IMO in light of this critical information I think the headphone amp section deserves to be retested. It will be a shame not to. preamp performed well I think the headphone section at different gain settings will too.
But I’m also pretty sure there are studios/people using this who don’t know about the gain settings underneath, it’s just seems unlikely that people will always be flipping such a big expensive well painted amp around each time when plugging different heaphones in.
Gain settings at the bottom is really useless. I basically had to uncable it every time, find a small tool to change the settings and then set the whole thing back up.
Given the distortion that comes with the elevated gain it's not really usable this way so it's better just left in standard gain mode.

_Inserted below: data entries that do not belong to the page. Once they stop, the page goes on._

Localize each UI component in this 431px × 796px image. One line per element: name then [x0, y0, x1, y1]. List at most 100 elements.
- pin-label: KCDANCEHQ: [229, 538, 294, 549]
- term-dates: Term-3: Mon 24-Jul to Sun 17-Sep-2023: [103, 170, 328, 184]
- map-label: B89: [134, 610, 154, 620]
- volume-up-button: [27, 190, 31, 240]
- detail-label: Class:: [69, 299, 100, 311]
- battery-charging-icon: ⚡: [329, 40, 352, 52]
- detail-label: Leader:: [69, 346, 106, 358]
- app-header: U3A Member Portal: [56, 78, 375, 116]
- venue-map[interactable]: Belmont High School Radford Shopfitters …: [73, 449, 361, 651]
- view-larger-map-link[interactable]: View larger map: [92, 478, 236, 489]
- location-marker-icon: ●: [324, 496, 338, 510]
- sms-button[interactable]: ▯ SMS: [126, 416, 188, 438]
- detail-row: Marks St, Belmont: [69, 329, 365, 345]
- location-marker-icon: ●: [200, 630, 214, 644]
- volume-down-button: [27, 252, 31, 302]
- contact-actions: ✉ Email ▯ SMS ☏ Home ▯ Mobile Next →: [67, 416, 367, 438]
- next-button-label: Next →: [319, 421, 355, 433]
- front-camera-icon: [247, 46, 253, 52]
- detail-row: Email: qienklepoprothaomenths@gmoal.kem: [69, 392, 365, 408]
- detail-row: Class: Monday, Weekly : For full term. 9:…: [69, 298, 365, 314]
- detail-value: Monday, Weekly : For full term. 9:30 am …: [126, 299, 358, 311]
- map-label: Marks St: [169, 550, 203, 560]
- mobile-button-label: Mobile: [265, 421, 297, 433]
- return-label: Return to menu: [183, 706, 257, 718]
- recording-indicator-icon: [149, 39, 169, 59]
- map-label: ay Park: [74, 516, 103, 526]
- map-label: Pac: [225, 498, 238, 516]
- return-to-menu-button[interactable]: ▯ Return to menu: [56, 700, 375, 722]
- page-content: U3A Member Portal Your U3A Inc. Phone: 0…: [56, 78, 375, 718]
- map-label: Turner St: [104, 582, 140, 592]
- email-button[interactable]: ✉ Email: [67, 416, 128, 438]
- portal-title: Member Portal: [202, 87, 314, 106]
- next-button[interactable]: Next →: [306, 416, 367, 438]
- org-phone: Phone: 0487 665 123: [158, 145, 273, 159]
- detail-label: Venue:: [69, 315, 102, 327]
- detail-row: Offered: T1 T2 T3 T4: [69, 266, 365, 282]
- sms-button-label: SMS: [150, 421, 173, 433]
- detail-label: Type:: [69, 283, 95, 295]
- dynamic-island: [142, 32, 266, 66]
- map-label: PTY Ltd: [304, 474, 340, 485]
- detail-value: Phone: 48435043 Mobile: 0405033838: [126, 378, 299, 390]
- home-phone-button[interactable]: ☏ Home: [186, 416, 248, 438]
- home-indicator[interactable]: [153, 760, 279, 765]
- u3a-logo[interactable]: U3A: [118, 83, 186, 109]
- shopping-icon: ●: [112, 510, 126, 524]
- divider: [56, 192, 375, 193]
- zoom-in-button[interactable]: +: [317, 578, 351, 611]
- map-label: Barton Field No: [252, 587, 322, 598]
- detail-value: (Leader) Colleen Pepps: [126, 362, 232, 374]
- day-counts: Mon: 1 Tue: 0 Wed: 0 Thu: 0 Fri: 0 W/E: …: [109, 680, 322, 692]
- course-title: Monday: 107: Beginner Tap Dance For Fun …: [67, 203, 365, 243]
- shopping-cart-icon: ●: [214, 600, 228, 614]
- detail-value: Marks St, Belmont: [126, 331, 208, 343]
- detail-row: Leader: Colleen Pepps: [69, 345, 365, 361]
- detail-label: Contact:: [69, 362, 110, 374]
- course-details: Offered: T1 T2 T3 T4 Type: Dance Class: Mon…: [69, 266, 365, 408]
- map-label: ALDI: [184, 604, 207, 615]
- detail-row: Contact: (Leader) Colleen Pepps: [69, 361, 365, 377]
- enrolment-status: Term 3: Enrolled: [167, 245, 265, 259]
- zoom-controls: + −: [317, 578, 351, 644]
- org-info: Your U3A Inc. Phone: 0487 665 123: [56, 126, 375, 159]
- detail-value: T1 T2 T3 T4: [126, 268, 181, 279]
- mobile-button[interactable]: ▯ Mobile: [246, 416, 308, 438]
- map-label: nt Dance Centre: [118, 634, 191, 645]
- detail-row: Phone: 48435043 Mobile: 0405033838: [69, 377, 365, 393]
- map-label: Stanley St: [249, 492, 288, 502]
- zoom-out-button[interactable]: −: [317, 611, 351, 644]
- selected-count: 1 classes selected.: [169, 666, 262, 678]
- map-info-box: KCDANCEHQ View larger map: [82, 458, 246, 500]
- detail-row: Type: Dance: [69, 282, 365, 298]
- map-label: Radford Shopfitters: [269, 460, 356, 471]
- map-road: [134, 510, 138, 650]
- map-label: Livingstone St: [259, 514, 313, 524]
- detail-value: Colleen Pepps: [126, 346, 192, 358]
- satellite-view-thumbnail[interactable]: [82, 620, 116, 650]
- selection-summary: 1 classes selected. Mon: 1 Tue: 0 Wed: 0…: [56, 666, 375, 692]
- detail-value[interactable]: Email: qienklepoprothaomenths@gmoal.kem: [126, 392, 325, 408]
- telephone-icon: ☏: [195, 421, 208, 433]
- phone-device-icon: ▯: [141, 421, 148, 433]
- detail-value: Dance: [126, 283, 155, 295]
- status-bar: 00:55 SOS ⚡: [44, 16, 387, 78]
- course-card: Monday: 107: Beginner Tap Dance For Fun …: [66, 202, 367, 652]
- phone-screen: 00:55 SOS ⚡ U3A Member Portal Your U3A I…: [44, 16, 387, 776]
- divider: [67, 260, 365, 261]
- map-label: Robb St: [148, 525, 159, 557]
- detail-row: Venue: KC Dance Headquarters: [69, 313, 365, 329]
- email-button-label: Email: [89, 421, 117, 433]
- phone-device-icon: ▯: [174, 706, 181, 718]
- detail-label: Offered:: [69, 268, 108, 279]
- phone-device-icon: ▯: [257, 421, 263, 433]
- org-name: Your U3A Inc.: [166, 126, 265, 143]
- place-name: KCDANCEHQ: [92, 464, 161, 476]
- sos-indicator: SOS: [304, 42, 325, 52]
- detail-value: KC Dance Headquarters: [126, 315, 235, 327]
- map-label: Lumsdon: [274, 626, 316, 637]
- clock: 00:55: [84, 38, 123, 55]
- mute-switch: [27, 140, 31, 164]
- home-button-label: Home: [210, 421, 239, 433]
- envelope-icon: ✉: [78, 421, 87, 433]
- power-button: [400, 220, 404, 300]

I don't blame the headphone amp for the distortion though because i think it's just the nature of things that elevating the gain above 0dB creates distortion. Thats why usual headphone amps high gain caps at 0dB and low/medium gain is negative dB. However some people don't seem to notice that. I had another amp that also offered, additionaly to the normal low /medium/high gain, a +10 dB boost gain resulting in massive audible distortion and one guy told me the headphone now had "more headroom".
The amp itself sounds beautifully with normal headphones. That means zero noisefloor with IEMs and sensitive cans like Denon AH-D9200 and more than enough power for a HD600. For lower sensitive 600 Ohm cans and hard to drive planars like Susvara or HE-6 i think its suboptimal.
Volume can be controlled remotely. You can basically use every infrared remote lying around.
Crossfeed is very practical for me but i lack comparison to other crossfeed solutions here. Overall i used this one way more often than the Adis crossfeed. From what i've heard from guys who know their shit the Phonitors crossfeed is best in class and also the main selling point.
Three inputs (2 XLR and 1 RCA) are very practical. RCA is in standard mode reduced by -10dB but can be elevated to 0dB via a dip switch on the bottom which can be done without a problem since switching from negative to zero gain doesn't harm the soundquality (contrary to switching from zero to additional gain).
The amp is unbalanced thus using the SE connectors should theoretically have a slight edge compared to using the XLR connectors here which should induce some kind of distortion. However XLR are also perfectly fine.
Personally i've never listened to the dac and probably wouldn't use. I think there are better solutions.
If you want to save money just take the Phonitor 2 instead of the X. It's the same amp and preamp with a few more features and way less expensive. Only thing that it doens't have is the XLR out which is inferior to the 1/4 output anyway.
Personally i couldn't care less about the VU Meters and the build quality but coming from a way more expensive amp i think the Phonitor is actually a very good package. I'd also love to see it retested at 0dB gain.
I have a Topping D90 + A90 stack on the way and i'm looking forward to compare it to my current setup.